Taiwan’s military monitored the Taiwan Strait as 70 Chinese aircraft and 11 ships approached the island around 6 a.m. Monday, Taiwan’s Defense Ministry announced on Twitter. The ministry said 35 aircraft crossed the strait’s median line in the southwest and southeast.
The numbers repeated Chinese military activity Sunday evening, when 71 aircraft and nine ships were spotted near Taiwan, with 45 aircraft crossing the median line, according to Sunday tweets from the Taiwan defense ministry.
Beijing on Saturday announced the three-day series of drills around Taiwan, dubbed Joint Sword, which it called a “serious warning against the ‘Taiwan independence’ separatist forces colluding with external forces and provocations,” according to China’s Defense Ministry.
The announcement didn’t specifically mention Taiwan President Tsai Ing-wen meeting Thursday with House Speaker Kevin McCarthy in California, where the two lauded U.S.-Taiwan relations. But the exercises followed days of warnings from China’s Ministry of Foreign Affairs that Beijing would “take resolute measures to safeguard our sovereignty and territorial integrity.”
Beijing considers self-governing Taiwan to be a breakaway province that must be reunited with the mainland, possibly by force.
Chinese forces on Saturday carried out “simulated joint precision strikes against key targets” on and around Taiwan and “continued to maintain the momentum of encircling the island,” China’s Eastern Theater Command said from its official Weibo account.
A video from the same account showed Chinese bombers flying over the strait on “combat readiness patrols” and “land strike missions” on Saturday as well.
Tsai on Saturday hosted a delegation led by U.S. House Foreign Affairs Committee Chairman Michael McCaul in Taipei, where Tsai doubled down on her commitment to build a partnership with Washington.
“We will continue to work with the US and other like-minded countries to jointly defend the values of freedom and democracy,” she said Saturday in a news release.
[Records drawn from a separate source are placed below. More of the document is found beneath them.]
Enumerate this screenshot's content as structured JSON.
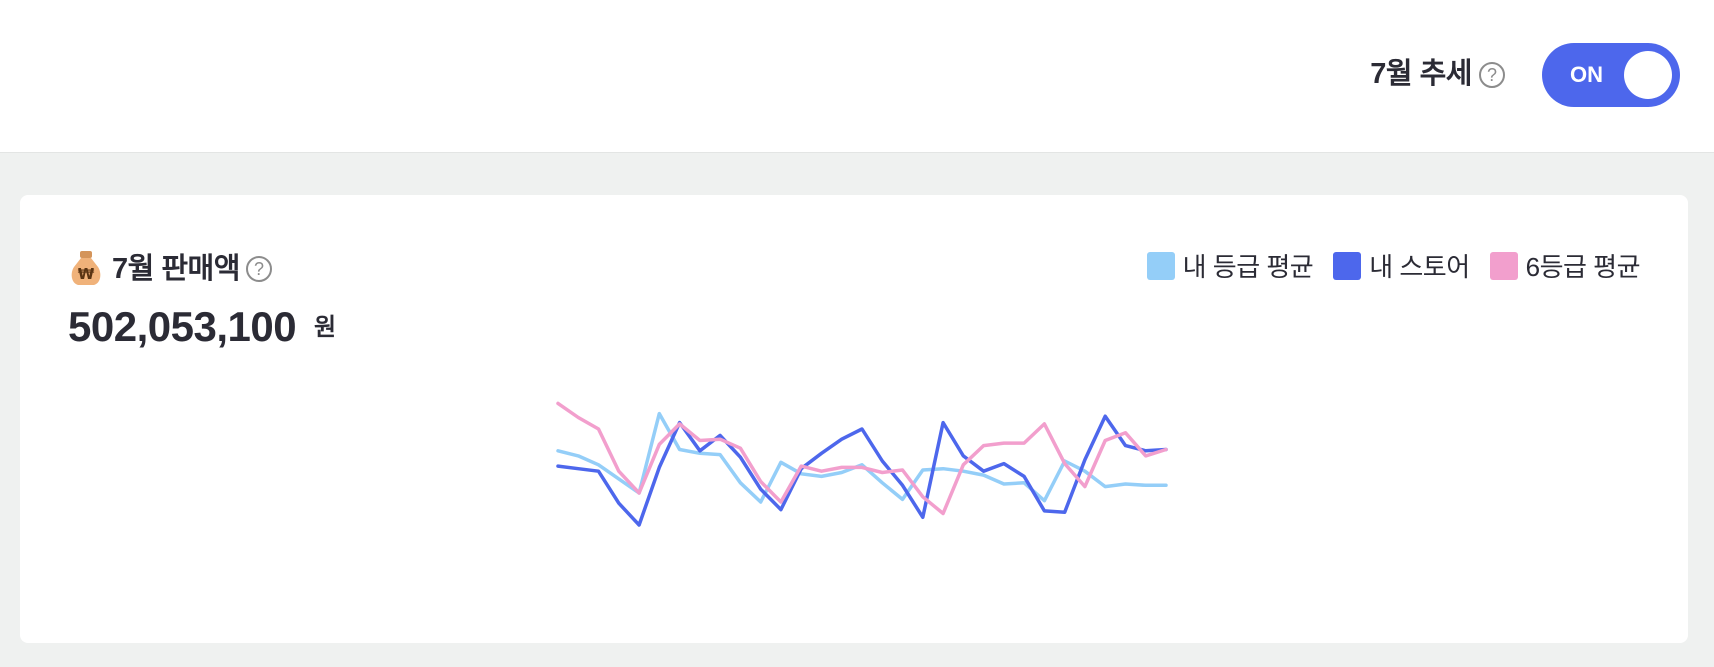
{
  "header": {
    "trend_label": "7월 추세",
    "help_symbol": "?",
    "toggle_label": "ON"
  },
  "card": {
    "title": "7월 판매액",
    "help_symbol": "?",
    "amount": "502,053,100",
    "unit": "원",
    "icon": "money-bag-icon"
  },
  "legend": [
    {
      "label": "내 등급 평균",
      "color": "#94cef8"
    },
    {
      "label": "내 스토어",
      "color": "#4d67ec"
    },
    {
      "label": "6등급 평균",
      "color": "#f29fcd"
    }
  ],
  "colors": {
    "accent": "#4d67ec",
    "light_blue": "#94cef8",
    "pink": "#f29fcd"
  },
  "chart_data": {
    "type": "line",
    "x": [
      1,
      2,
      3,
      4,
      5,
      6,
      7,
      8,
      9,
      10,
      11,
      12,
      13,
      14,
      15,
      16,
      17,
      18,
      19,
      20,
      21,
      22,
      23,
      24,
      25,
      26,
      27,
      28,
      29,
      30,
      31
    ],
    "ylim": [
      0,
      100
    ],
    "grid": false,
    "legend_position": "top-right",
    "series": [
      {
        "name": "내 등급 평균",
        "color": "#94cef8",
        "values": [
          58,
          54,
          47,
          36,
          25,
          87,
          59,
          56,
          55,
          33,
          18,
          49,
          40,
          38,
          41,
          47,
          33,
          20,
          43,
          44,
          42,
          39,
          32,
          33,
          19,
          50,
          42,
          30,
          32,
          31,
          31
        ]
      },
      {
        "name": "내 스토어",
        "color": "#4d67ec",
        "values": [
          46,
          44,
          42,
          17,
          0,
          45,
          80,
          58,
          70,
          53,
          28,
          12,
          44,
          56,
          67,
          75,
          50,
          31,
          6,
          80,
          54,
          42,
          48,
          38,
          11,
          10,
          51,
          85,
          62,
          58,
          59
        ]
      },
      {
        "name": "6등급 평균",
        "color": "#f29fcd",
        "values": [
          95,
          84,
          75,
          42,
          25,
          63,
          79,
          66,
          67,
          60,
          34,
          18,
          46,
          42,
          45,
          45,
          41,
          43,
          22,
          9,
          47,
          62,
          64,
          64,
          79,
          48,
          30,
          66,
          72,
          54,
          59
        ]
      }
    ]
  }
}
Outside of military exercises, China has also taken other measures in response to Tsai and McCarthy’s meeting. Beijing on Friday imposed a travel ban and sanctions against the Hudson Institute, the Ronald Reagan Presidential Library and their top executives for providing a platform for “Tsai Ing-wen’s ‘Taiwan independence’ separatist activities in the U.S.,” China’s Foreign Ministry announced that day.
The Chinese coast guard also launched a three-day “special joint patrol” of the Taiwan Strait on Wednesday that included “on-site inspections” of cargo ships, just hours before McCarthy and Tsai were scheduled to meet.
Taiwan has repeatedly protested China’s response to Tsai’s meetings with U.S. politicians, with Taiwan’s Foreign Ministry saying in a Saturday tweet that Taiwan “will never bow to [People’s Republic of China] bullying” and that the exercises will “only toughen our resolve to fight for our freedom & sovereignty.”